Symmetric aggregate formation: Given different symmetric upstream platelet distributions P^up (y): uniform, near-wall, and shifted (see Figure 12 (A)) with ADP-independent platelet activation A([ADP]_agg, [ADP]_BL) = 1 under high shear (HS) conditions (γ = 2400 s⁻¹) (A) the aggregate thickness (B) and density vary as functions of time. Similar comparisons under low shear (LS) conditions (γ = 100 s⁻¹) yield aggregates of varying thickness (C) and density (D). Insets show results after 20 minutes of simulation time confirming occlusion.

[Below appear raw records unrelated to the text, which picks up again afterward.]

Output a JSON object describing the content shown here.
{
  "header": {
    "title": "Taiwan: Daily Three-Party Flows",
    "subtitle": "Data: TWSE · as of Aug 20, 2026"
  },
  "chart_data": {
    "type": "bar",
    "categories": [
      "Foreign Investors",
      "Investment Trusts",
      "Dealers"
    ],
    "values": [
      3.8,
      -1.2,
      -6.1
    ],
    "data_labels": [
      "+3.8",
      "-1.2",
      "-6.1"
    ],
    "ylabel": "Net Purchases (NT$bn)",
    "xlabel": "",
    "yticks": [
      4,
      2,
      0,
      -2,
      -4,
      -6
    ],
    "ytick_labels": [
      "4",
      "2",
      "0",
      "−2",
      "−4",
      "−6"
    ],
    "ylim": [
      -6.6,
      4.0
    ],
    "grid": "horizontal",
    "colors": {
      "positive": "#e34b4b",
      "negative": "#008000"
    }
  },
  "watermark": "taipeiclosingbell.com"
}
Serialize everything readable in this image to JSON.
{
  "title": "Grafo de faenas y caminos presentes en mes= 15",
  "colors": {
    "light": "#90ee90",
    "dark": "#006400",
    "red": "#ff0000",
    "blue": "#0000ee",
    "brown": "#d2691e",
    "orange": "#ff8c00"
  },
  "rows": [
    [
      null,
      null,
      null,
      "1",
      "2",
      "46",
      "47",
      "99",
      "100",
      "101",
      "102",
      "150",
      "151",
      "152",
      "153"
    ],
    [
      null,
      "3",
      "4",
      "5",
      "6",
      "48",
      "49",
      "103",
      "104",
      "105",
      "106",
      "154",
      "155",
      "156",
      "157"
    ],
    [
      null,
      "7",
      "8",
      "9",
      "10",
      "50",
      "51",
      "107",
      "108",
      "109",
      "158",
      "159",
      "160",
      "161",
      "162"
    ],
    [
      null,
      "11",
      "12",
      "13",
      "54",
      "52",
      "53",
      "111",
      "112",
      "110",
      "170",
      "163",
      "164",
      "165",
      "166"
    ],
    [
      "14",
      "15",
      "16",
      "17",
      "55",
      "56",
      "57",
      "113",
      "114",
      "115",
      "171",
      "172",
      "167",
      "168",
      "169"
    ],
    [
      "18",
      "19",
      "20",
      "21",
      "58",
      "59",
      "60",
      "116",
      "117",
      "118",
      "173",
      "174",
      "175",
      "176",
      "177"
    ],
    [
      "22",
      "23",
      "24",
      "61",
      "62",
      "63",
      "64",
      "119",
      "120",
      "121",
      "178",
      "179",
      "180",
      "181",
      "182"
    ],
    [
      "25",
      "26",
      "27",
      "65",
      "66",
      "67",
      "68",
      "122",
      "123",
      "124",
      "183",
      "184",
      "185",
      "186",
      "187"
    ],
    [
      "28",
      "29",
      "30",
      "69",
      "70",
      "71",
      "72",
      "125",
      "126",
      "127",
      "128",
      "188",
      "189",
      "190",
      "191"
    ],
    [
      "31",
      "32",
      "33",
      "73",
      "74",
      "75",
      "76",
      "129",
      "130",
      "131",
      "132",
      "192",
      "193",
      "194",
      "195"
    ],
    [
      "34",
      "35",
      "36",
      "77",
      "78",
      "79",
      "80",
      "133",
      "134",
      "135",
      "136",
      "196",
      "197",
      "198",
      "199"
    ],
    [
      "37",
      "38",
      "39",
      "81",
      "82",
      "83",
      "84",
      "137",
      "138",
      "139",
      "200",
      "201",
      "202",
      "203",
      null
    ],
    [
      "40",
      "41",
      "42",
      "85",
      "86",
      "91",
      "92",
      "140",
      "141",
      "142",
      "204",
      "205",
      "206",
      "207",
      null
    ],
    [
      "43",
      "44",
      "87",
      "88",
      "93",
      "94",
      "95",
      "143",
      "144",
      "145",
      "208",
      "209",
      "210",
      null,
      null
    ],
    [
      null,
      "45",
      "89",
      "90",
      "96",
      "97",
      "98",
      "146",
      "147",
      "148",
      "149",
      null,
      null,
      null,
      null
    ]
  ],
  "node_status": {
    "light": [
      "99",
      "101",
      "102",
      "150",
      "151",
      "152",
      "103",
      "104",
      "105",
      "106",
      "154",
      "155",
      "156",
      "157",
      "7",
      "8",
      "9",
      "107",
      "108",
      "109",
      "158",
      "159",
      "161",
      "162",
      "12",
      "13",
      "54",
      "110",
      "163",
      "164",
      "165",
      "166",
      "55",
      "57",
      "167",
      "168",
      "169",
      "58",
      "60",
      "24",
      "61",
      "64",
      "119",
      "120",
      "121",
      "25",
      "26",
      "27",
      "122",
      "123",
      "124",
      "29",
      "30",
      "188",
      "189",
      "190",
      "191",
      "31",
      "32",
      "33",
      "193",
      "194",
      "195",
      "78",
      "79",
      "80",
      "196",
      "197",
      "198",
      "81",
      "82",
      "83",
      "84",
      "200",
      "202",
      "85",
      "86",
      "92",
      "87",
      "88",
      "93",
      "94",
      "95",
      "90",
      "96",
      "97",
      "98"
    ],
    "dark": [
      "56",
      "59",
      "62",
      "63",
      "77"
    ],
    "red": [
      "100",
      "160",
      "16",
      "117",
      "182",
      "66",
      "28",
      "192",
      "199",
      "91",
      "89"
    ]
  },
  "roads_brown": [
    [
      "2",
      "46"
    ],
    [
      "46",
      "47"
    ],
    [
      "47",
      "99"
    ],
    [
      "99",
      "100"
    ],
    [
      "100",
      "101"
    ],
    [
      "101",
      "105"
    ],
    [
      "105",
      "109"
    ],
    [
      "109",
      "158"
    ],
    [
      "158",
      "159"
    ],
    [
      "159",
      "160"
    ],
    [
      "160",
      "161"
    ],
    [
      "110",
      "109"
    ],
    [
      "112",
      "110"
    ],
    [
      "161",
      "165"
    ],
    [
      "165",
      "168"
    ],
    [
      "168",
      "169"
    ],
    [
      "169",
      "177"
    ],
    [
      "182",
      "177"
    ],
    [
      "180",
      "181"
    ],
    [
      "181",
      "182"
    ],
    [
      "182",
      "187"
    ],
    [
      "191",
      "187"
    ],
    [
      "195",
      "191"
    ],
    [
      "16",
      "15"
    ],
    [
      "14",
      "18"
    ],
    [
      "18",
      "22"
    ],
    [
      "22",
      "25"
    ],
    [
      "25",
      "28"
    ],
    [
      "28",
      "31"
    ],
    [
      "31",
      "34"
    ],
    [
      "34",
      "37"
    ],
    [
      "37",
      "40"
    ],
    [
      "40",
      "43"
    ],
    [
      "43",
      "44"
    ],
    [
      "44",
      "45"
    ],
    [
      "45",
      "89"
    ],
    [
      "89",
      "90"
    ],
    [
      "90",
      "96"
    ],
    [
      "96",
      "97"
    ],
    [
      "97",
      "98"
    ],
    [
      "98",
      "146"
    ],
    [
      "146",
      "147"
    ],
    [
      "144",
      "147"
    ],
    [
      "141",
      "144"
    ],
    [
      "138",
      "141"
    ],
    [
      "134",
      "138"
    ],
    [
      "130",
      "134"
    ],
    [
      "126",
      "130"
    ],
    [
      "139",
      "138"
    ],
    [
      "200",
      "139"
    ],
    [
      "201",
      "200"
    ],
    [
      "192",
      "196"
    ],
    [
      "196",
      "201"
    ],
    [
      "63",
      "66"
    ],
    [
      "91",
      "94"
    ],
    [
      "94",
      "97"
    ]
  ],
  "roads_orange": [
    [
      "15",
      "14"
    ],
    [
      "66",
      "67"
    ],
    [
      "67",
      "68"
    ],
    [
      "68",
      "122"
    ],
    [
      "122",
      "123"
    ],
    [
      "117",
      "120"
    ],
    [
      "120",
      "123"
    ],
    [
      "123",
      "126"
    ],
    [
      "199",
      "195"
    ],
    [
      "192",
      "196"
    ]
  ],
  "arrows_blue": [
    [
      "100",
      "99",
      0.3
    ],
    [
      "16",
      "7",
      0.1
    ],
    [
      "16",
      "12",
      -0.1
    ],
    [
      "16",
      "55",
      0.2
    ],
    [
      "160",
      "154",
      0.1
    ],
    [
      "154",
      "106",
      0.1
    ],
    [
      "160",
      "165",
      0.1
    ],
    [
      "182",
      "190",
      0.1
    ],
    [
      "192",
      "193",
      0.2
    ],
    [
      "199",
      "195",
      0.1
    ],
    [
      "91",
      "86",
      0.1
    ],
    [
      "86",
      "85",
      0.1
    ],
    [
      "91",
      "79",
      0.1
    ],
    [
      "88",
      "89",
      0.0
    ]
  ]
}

Figures 14(A)-(D) show aggregate thicknesses and densities associated with the bottom (purple) and top (green) walls. We chose an asymmetric distribution found in Figure 12(B), where there is a greater concentration of platelets near the bottom wall of the injury channel. The aggregate grows asymmetrically in both thickness and density. In high shear conditions, the bottom aggregate region is thicker and denser after 1.25 minutes. There is, however, a significant increase in the density of the top aggregate after 1.25 minutes, resulting in a thin but dense top aggregate. Similar behavior is seen in results under low shear conditions, however, there is a delay. Therefore, the model is able to produce aggregates of different orientations, thicknesses, and densities by varying model inputs such as upstream platelet distribution and flow conditions.

FIG. 14.

Asymmetric aggregate formation: Given an asymmetric upstream platelet distribution (see Figure 12B) with ADP-independent platelet activation (A([ADP]_agg, [ADP]_BL) = 1) and high shear conditions (γ = 2400⁻¹), the aggregate thickness (A) and aggregate density (B) as functions of time. Similar comparisons under low shear conditions (γ = 100 s⁻¹) yield aggregates of varying thickness (C) and density (D).